I envision a Firefox extension that would allow a user to easily create an archive bundle for an https: web page containing the page and SSL information proving its legitimacy.  (Obviously this would need to work for single files as well as web pages.)  This bundle would allow other users to view the web page of file as it existed and provide easily verifiable proof that the web page really came from the site in question.

My Questions for the SSL Knowledgable

Is this doable at all?

Screen shots are trivial to fake, if this approach can’t provide perfect proof of the origin of a document how much more assurance would it give you than just a screen shot?

Would releasing the raw https traffic also mean that Alice would be releasing her user name and password?

A minor concern is that the fact that a web site hosted or displayed a particular page is slightly different from the web site signing a file.  Furthermore, there may be issues with XSS vulnerabilities that allow attackers to make an https web site display arbitrary content.  However, XSS attack are a problem now with screen shot being passed around and XSS altered pages could probably be detected by viewing the html source.
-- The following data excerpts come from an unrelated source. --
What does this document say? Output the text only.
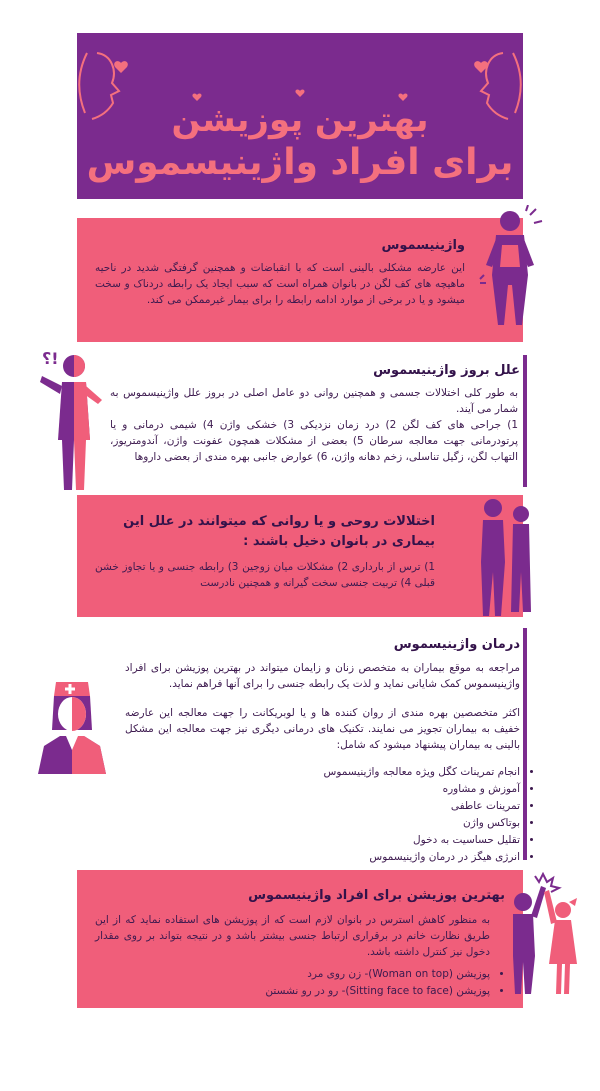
بهترین پوزیشن
برای افراد واژینیسموس
واژینیسموس
این عارضه مشکلی بالینی است که با انقباضات و همچنین گرفتگی شدید در ناحیه ماهیچه های کف لگن در بانوان همراه است که سبب ایجاد یک رابطه دردناک و سخت میشود و یا در برخی از موارد ادامه رابطه را برای بیمار غیرممکن می کند.
؟!
علل بروز واژینیسموس
به طور کلی اختلالات جسمی و همچنین روانی دو عامل اصلی در بروز علل واژینیسموس به شمار می آیند.
1) جراحی های کف لگن 2) درد زمان نزدیکی 3) خشکی واژن 4) شیمی درمانی و یا پرتودرمانی جهت معالجه سرطان 5) بعضی از مشکلات همچون عفونت واژن، آندومتریوز، التهاب لگن، زگیل تناسلی، زخم دهانه واژن، 6) عوارض جانبی بهره مندی از بعضی داروها
اختلالات روحی و یا روانی که میتوانند در علل این بیماری در بانوان دخیل باشند :
1) ترس از بارداری 2) مشکلات میان زوجین 3) رابطه جنسی و یا تجاوز خشن قبلی 4) تربیت جنسی سخت گیرانه و همچنین نادرست
درمان واژینیسموس
مراجعه به موقع بیماران به متخصص زنان و زایمان میتواند در بهترین پوزیشن برای افراد واژینیسموس کمک شایانی نماید و لذت یک رابطه جنسی را برای آنها فراهم نماید.
اکثر متخصصین بهره مندی از روان کننده ها و یا لوبریکانت را جهت معالجه این عارضه خفیف به بیماران تجویز می نمایند. تکنیک های درمانی دیگری نیز جهت معالجه این مشکل بالینی به بیماران پیشنهاد میشود که شامل:
• انجام تمرینات کگل ویژه معالجه واژینیسموس
• آموزش و مشاوره
• تمرینات عاطفی
• بوتاکس واژن
• تقلیل حساسیت به دخول
• انرژی هیگز در درمان واژینیسموس
بهترین پوزیشن برای افراد واژینیسموس
به منظور کاهش استرس در بانوان لازم است که از پوزیشن های استفاده نماید که از این طریق نظارت خانم در برقراری ارتباط جنسی بیشتر باشد و در نتیجه بتواند بر روی مقدار دخول نیز کنترل داشته باشد.
• پوزیشن (Woman on top)- زن روی مرد
• پوزیشن (Sitting face to face)- رو در رو نشستن
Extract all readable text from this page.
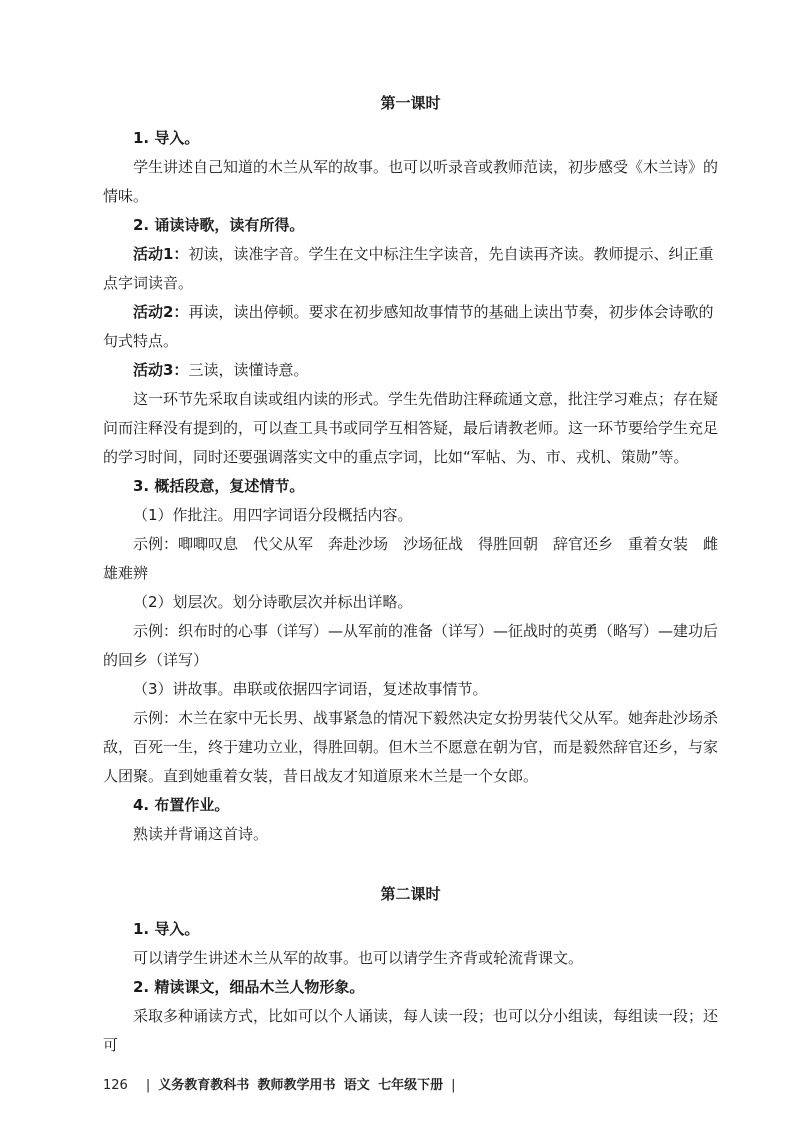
第一课时

1. 导入。

学生讲述自己知道的木兰从军的故事。也可以听录音或教师范读，初步感受《木兰诗》的情味。

2. 诵读诗歌，读有所得。

活动1：初读，读准字音。学生在文中标注生字读音，先自读再齐读。教师提示、纠正重点字词读音。

活动2：再读，读出停顿。要求在初步感知故事情节的基础上读出节奏，初步体会诗歌的句式特点。

活动3：三读，读懂诗意。

这一环节先采取自读或组内读的形式。学生先借助注释疏通文意，批注学习难点；存在疑问而注释没有提到的，可以查工具书或同学互相答疑，最后请教老师。这一环节要给学生充足的学习时间，同时还要强调落实文中的重点字词，比如“军帖、为、市、戎机、策勋”等。

3. 概括段意，复述情节。

（1）作批注。用四字词语分段概括内容。

示例：唧唧叹息　代父从军　奔赴沙场　沙场征战　得胜回朝　辞官还乡　重着女装　雌雄难辨

（2）划层次。划分诗歌层次并标出详略。

示例：织布时的心事（详写）—从军前的准备（详写）—征战时的英勇（略写）—建功后的回乡（详写）

（3）讲故事。串联或依据四字词语，复述故事情节。

示例：木兰在家中无长男、战事紧急的情况下毅然决定女扮男装代父从军。她奔赴沙场杀敌，百死一生，终于建功立业，得胜回朝。但木兰不愿意在朝为官，而是毅然辞官还乡，与家人团聚。直到她重着女装，昔日战友才知道原来木兰是一个女郎。

4. 布置作业。

熟读并背诵这首诗。

第二课时

1. 导入。

可以请学生讲述木兰从军的故事。也可以请学生齐背或轮流背课文。

2. 精读课文，细品木兰人物形象。

采取多种诵读方式，比如可以个人诵读，每人读一段；也可以分小组读，每组读一段；还可

126 | 义务教育教科书 教师教学用书 语文 七年级下册 |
But Not All Web Sites Use SSL

It has been repeatedly shown that web 2.0 applications such as gmail and facebook cannot be used securely over an unencrypted connection.  For example, hijacking the account of a facebook users on the same network is trivial. Perhaps I’m being overly optimistic but I believe once these vulnerabilities become more widely know and attack scripts/ exploits become widely available web applications will move to SSL as the default or at least offer https as an option.  (GMail already has an option to enable https though it is buried deeply within the settings.)

Please Comment

There you have it: my first real blog post.  Please let me know what you think.

Update December 13, 2009

Unfortunately, it appears that this won’t work.  The basic problem is that SSL uses a shared key so the client could easily forge messages.  (Initially, technically unsophisticated users might not be able to forge messages and sign them with the key but someone would probably develop an automated tool to do it.)  I still hope that at some point a standardized way to show what a web page showed previously will emerge that’s harder to forge than screen shots. Many thanks to Paco Hope and his colleagues at Cigital for providing feed back on this.